I’ve talked the price of gas a few times (here, here and here) during its recent decent. James Hamilton who is the professor of Economics at the Univ. of California in San Diego recently discussed the price of gasoline and its relationship to Brent crude on his blog Econbrowser, except below.
From James Hamilton:
The price of gasoline and price of Brent turn out to be cointegrated, meaning that any permanent change in the price of Brent eventually shows up as a permanent change in the price of gasoline. The coefficients of the above relation are very much what you’d expect. A barrel holds 42 gallons, and the estimated coefficient (0.025) is 1/40. The intercept (0.84) captures an average state and federal tax of 50 cents per gallon plus a bit over 30 cents in markups and other costs.
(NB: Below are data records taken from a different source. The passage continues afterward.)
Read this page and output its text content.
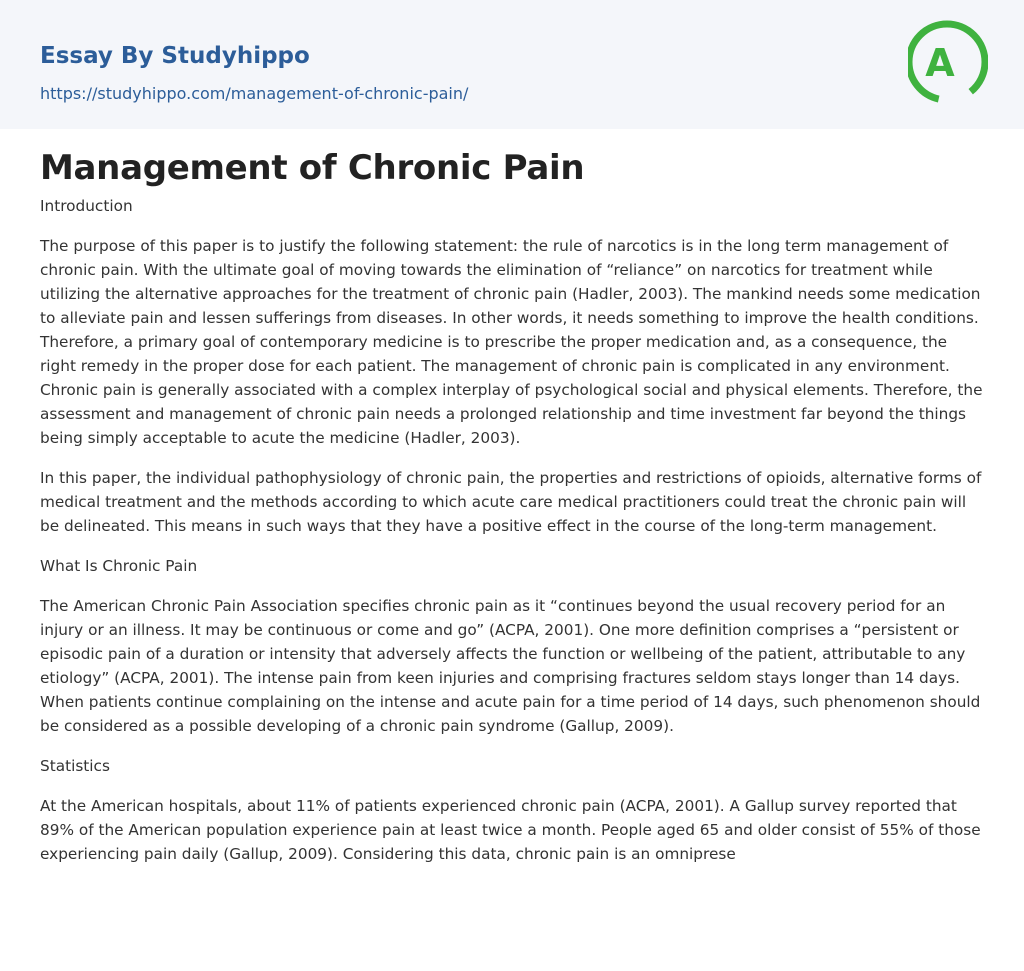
Essay By Studyhippo
https://studyhippo.com/management-of-chronic-pain/
A
Management of Chronic Pain

Introduction

The purpose of this paper is to justify the following statement: the rule of narcotics is in the long term management of chronic pain. With the ultimate goal of moving towards the elimination of “reliance” on narcotics for treatment while utilizing the alternative approaches for the treatment of chronic pain (Hadler, 2003). The mankind needs some medication to alleviate pain and lessen sufferings from diseases. In other words, it needs something to improve the health conditions. Therefore, a primary goal of contemporary medicine is to prescribe the proper medication and, as a consequence, the right remedy in the proper dose for each patient. The management of chronic pain is complicated in any environment. Chronic pain is generally associated with a complex interplay of psychological social and physical elements. Therefore, the assessment and management of chronic pain needs a prolonged relationship and time investment far beyond the things being simply acceptable to acute the medicine (Hadler, 2003).

In this paper, the individual pathophysiology of chronic pain, the properties and restrictions of opioids, alternative forms of medical treatment and the methods according to which acute care medical practitioners could treat the chronic pain will be delineated. This means in such ways that they have a positive effect in the course of the long-term management.

What Is Chronic Pain

The American Chronic Pain Association specifies chronic pain as it “continues beyond the usual recovery period for an injury or an illness. It may be continuous or come and go” (ACPA, 2001). One more definition comprises a “persistent or episodic pain of a duration or intensity that adversely affects the function or wellbeing of the patient, attributable to any etiology” (ACPA, 2001). The intense pain from keen injuries and comprising fractures seldom stays longer than 14 days. When patients continue complaining on the intense and acute pain for a time period of 14 days, such phenomenon should be considered as a possible developing of a chronic pain syndrome (Gallup, 2009).

Statistics

At the American hospitals, about 11% of patients experienced chronic pain (ACPA, 2001). A Gallup survey reported that 89% of the American population experience pain at least twice a month. People aged 65 and older consist of 55% of those experiencing pain daily (Gallup, 2009). Considering this data, chronic pain is an omniprese
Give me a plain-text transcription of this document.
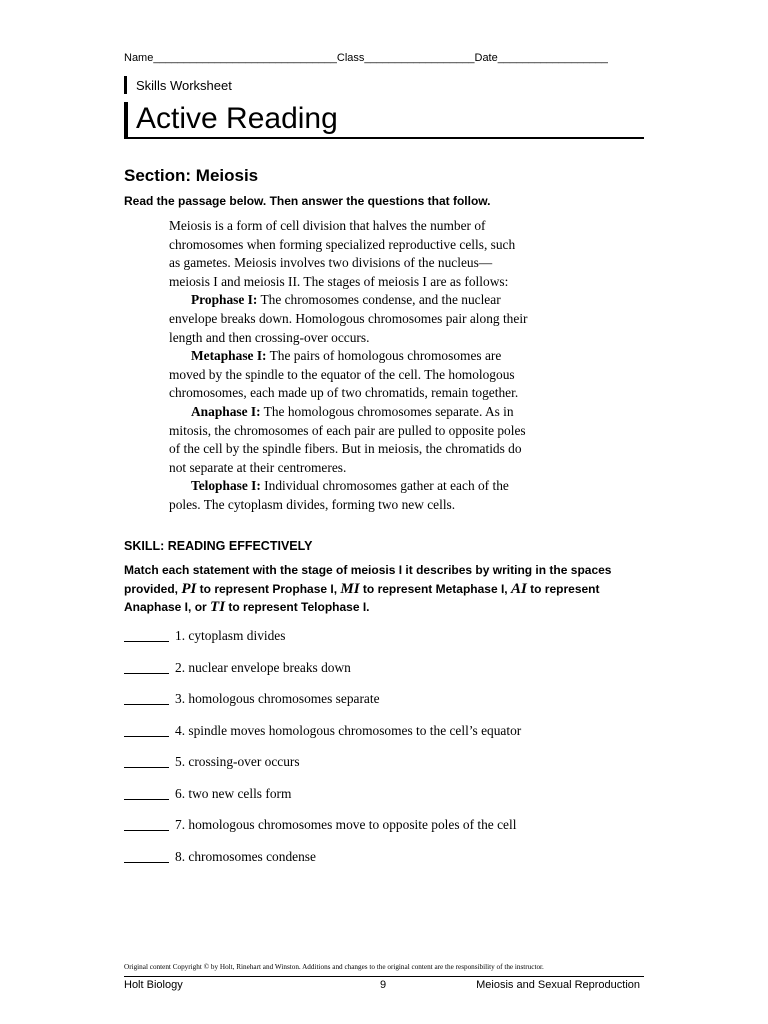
Name______________________________Class__________________Date__________________
Skills Worksheet
Active Reading
Section: Meiosis
Read the passage below. Then answer the questions that follow.
Meiosis is a form of cell division that halves the number of
chromosomes when forming specialized reproductive cells, such
as gametes. Meiosis involves two divisions of the nucleus—
meiosis I and meiosis II. The stages of meiosis I are as follows:
Prophase I: The chromosomes condense, and the nuclear
envelope breaks down. Homologous chromosomes pair along their
length and then crossing-over occurs.
Metaphase I: The pairs of homologous chromosomes are
moved by the spindle to the equator of the cell. The homologous
chromosomes, each made up of two chromatids, remain together.
Anaphase I: The homologous chromosomes separate. As in
mitosis, the chromosomes of each pair are pulled to opposite poles
of the cell by the spindle fibers. But in meiosis, the chromatids do
not separate at their centromeres.
Telophase I: Individual chromosomes gather at each of the
poles. The cytoplasm divides, forming two new cells.
SKILL: READING EFFECTIVELY
Match each statement with the stage of meiosis I it describes by writing in the spaces provided, PI to represent Prophase I, MI to represent Metaphase I, AI to represent Anaphase I, or TI to represent Telophase I.
1. cytoplasm divides
2. nuclear envelope breaks down
3. homologous chromosomes separate
4. spindle moves homologous chromosomes to the cell’s equator
5. crossing-over occurs
6. two new cells form
7. homologous chromosomes move to opposite poles of the cell
8. chromosomes condense
Original content Copyright © by Holt, Rinehart and Winston. Additions and changes to the original content are the responsibility of the instructor.
Holt Biology	9	Meiosis and Sexual Reproduction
With Brent on Friday at $91.50 and an average retail gasoline price about $3.47, we’d thus expect gasoline prices to come down another 35 cents a gallon or so from where they were on Friday. Historically those adjustments usually come pretty quickly. For example, last December U.S. gasoline prices temporarily fell about 25 cents/gallon below the long-run relation, but by March they were right back on track.
If gasoline prices do fall from their value in April near $3.92 to $3.12, that would be an 80 cents/gallon swing. With Americans buying about 140 billion gallons of gasoline each year, that translates into an extra $112 billion over the course of a year that consumers would have available to spend on other things besides gasoline.